Ah, Dr Miriam Stoppard on breastfeeding, you make me laugh

I actually laughed out loud when I read this piece of creative writing by Dr Miriam Stoppard yesterday. I call it creative writing because it certainly wasn’t an exercise grounded in scientific fact. Anyone using the title “Dr” to qualify their statements needs to feel the full weight of their responsibility to their audience.

Most of what she’s written doesn’t deserve a response. OK, actually all of it is. I am tempted to mention that some babies are born with teeth and that they’re called milk teeth for a reason. So why should that be a signal to wean? Better judgement tells me not to bother to mention that if babies are dependent on lab-concocted formula to get the iron they need then something is uniquely flawed in the biology of the human race.

I also don’t know why I feel I should say it but, being from the “Third World”, I can’t see why weaning at four months would be an “economic necessity”. The only reason I can think of is that formula marketing has so powerfully shaped the culture that daycare facilities would rather mix a bottle than defrost expressed breast milk.

A line like “There’s no keener fan of ­breast-feeding than me” in this blatantly anti-breastfeeding piece of propaganda should have discomfited even her.

No, what interested me was that Dr Miriam Stoppard thinks child-led weaning from the breast is crossing a line. In fact she’s “never heard of anything so irresponsible”. This got me for a number of reasons.

For one thing, why is our culture so uncomfortable with things being child-led? Discipline disregards children’s feelings, education is handed from above, independence is rushed from the moment we’re born. It’s a disturbing pattern in which the most vulnerable among us are treated as though their experience of the way they’re raised is irrelevant.
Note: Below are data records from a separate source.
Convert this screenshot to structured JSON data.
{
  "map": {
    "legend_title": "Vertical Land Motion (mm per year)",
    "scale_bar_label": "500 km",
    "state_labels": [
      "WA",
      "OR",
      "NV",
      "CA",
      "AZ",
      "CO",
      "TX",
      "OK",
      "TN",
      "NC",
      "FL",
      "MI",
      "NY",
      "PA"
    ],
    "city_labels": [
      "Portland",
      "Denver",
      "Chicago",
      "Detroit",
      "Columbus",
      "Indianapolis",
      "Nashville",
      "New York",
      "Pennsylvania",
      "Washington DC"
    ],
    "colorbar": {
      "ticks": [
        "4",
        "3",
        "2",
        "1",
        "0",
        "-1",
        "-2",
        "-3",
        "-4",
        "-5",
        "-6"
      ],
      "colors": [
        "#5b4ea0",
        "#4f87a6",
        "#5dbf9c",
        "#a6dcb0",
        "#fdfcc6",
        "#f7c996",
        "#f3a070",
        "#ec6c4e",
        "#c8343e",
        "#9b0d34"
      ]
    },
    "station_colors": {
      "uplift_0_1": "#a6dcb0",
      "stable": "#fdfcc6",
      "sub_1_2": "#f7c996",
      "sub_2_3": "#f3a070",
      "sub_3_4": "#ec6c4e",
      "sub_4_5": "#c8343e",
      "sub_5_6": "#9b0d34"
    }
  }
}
Her rant against extreme parents who breastfeed for too long (and I fall into this category by bed sharing, babywearing and continuing to breastfeed beyond a year) is also bizarre in its focus on feelings as if that’s all breastfeeding is about.

She says that mixed fed children are happy about it. Maybe, but why should feelings be the most important factor in infant nutrition? My daughter loves cake. You might even say it makes her happy. Her feelings about it don’t change its ingredients or their effects on her body.

And anyway, if we’re saying that combination feeding is fine because babies are happy about it then doesn’t that indicate that we’re being led by their choice which was apparently such a bad thing a few lines ago?

The mind boggles that people held in such high esteem by parents looking for guidance think nothing of spewing this kind of nonsense. Worse still, newspapers choose to print it. If breast milk is really so unnecessary, then why do scientists work so hard at making formula like it?